Writeup

Initial Process and Plan

My initial project plan was to use a depth sensing camera (PMDtec) to scan the ground and gather arrays of distance data from the camera. Next I would use the camera’s MATLAB library functions to access the data and create software to manipulate the data. The manipulation of the data would parse the distances into many blocks of space, then patch them together into a map of the ground in variable resolution, and finally calculate the blocks normal vectors and colorize the blocks based on their steepness. The robot I intended to implement this for would then analyze the map to find a good place to step on based on proximity to the foot and steepness of the patch.

Learning MATLAB and Camera Usage

At the beginning of this project I had terribly slow progress due to having just learned how to code in MATLAB, which I learned through the first Humanoids assignment and some practice. I also needed to learn how to interact with the camera which took a couple of weeks due to not having too many resources to look at, such as forums, which were rather sparse. When I finally got the correct library for windows and MATLAB for the camera to operate correctly on my machine I began experimenting with the different functions, such as adjusting modulation frequency and integration time to visualize the effect they had on the data I received. The modulation frequency didn’t seem to affect the quality too much, while higher integration times for the images made the depth points a little less noisy and sharper. Then I used the depth measuring functions, one that gets 3D coordinates tuples and one that simply gets the distance data from points on a grid. After a while, gathering data from the camera and looking at it on MATLAB became rather easy to do, so I started coding on the actual topography and patching algorithm.

Patching Algorithm Development Process

Initially I checked for how integration time and modulation frequency changes affect the quality of the data. Modulation frequency had no apparent affect, however the integration time made the data a bit less noisy and sharper. I need the program to run relatively quickly since the robot moves rather fast, as in the video (LINK) that I showed in the presentation, so I set the integration time to the default speed. As for choosing between 3D coordinate tuples and single distance arrays, I went with gathering 120x165 arrays of distance points since it’s less information to work with and made understanding the problem easier for me.

  1. Depth filter that removed points that were too far away, about 1m away, since they wouldn’t be necessary for the Snake Monster robot considering how short it is and how small the range for the camera is.
  2. Area filter that removed blocks of distances that had areas that were too large.
  3. Block filter that removed points that weren’t part of block.

I concatenated the blocks into squares of points,

1---2
|----|
3---4

In that fashion. If the area of the square made from the points was too large or the points were too far from each other, then the data was too skewed and then filtered. As for the block filter, points that didn't conform into squares like shown above (as in there was a group of only 2 or 3 points left over somewhere) then those points were removed. The blocks themselves can be changed in size between 2x2 distance point blocks and 10x10 blocks.

Once filtered and concatenated, I get a vertical and horizontal vector from each plane and cross them to get the normal vector. Then, if I want to show the normal vectors I collect the centroid and call the quiver3 function to display normal vectors, though it is purely for visual purposes and usually turned off. If not displaying the vectors, I dot the normal vector of the block with a reference vector that points straight up (<0,0,1>) to get the angle of the bock relative to the ground. The blocks are then assigned the angle and color based on steepness.

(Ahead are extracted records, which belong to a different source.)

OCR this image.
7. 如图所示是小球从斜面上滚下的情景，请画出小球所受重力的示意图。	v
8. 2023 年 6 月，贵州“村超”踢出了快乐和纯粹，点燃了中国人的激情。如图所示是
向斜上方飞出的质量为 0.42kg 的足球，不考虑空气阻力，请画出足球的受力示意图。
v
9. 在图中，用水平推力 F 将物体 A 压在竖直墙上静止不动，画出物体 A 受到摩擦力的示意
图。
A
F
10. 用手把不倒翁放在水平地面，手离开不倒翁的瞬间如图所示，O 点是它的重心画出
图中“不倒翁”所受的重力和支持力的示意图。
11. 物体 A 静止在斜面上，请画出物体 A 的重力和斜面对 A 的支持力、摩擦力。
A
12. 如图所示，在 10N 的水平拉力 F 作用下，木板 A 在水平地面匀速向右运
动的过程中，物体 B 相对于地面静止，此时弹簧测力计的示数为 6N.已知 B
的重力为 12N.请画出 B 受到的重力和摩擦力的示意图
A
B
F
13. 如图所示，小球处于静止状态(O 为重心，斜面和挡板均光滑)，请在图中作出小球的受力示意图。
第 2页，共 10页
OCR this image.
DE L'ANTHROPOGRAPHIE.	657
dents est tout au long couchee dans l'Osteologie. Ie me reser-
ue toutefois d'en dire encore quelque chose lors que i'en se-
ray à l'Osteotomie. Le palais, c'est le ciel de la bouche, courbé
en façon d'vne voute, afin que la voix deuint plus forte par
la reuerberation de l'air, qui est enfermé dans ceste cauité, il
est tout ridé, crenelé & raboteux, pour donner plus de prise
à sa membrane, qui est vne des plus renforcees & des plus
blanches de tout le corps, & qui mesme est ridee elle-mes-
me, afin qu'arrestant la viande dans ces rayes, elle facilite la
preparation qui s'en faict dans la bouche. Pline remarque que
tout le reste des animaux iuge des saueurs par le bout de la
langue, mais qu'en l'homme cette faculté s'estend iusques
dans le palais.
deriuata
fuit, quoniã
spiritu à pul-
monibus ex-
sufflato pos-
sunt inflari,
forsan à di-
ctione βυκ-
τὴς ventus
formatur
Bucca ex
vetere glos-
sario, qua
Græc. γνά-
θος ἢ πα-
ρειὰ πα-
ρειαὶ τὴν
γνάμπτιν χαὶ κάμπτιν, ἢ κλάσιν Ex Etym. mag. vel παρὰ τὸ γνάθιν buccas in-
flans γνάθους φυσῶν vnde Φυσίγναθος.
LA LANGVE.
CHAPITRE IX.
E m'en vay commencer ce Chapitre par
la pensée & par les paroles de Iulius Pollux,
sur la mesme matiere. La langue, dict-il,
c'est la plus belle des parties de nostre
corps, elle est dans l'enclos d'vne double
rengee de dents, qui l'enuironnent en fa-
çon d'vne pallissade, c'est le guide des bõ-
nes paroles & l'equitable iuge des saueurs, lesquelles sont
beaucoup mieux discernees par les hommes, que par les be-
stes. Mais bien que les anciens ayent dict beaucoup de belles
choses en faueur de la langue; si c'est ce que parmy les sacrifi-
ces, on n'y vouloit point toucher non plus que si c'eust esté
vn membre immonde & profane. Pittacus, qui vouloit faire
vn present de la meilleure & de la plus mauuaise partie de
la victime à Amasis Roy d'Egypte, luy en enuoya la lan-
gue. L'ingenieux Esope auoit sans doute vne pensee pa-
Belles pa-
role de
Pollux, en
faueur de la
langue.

This loops for each frame and at the end of each I'm able to give a delta-x and delta-y that tells the plot how much the Snake Monster could have moved between the frames, then plots based on that changed origin.

Overall, this program is a topographical mapper with a depth sensing camera

Future Work

I'm going to continue working on this project during the summer for some while. I wasn't able to get the last part to finish, however I did get the bulk done. The Snake Monster robot is rather popular and out of my reach to work with. The grad student that works with the robot made a simulator for me to start working with in Simulink for MATLAB. However, I didn't have enough time to learn how to use that as well considering how many other libraries I worked with learning on for this project.

The first thing I'd want to incorporate is a dynamic reference vector. Instead of a <0,0,1> vector that is static, I would like the vector to changed based on the angle of the camera to the ground, which I would do by either attaching an IMU to the back of it, or gathering [pitch,roll,yaw] data from the Snake Monster(SM) robot.

Then I would finish the project by creating a cost function for the robot to place its feet in the correct orientation based on the proximity and steepness of a good patch of ground.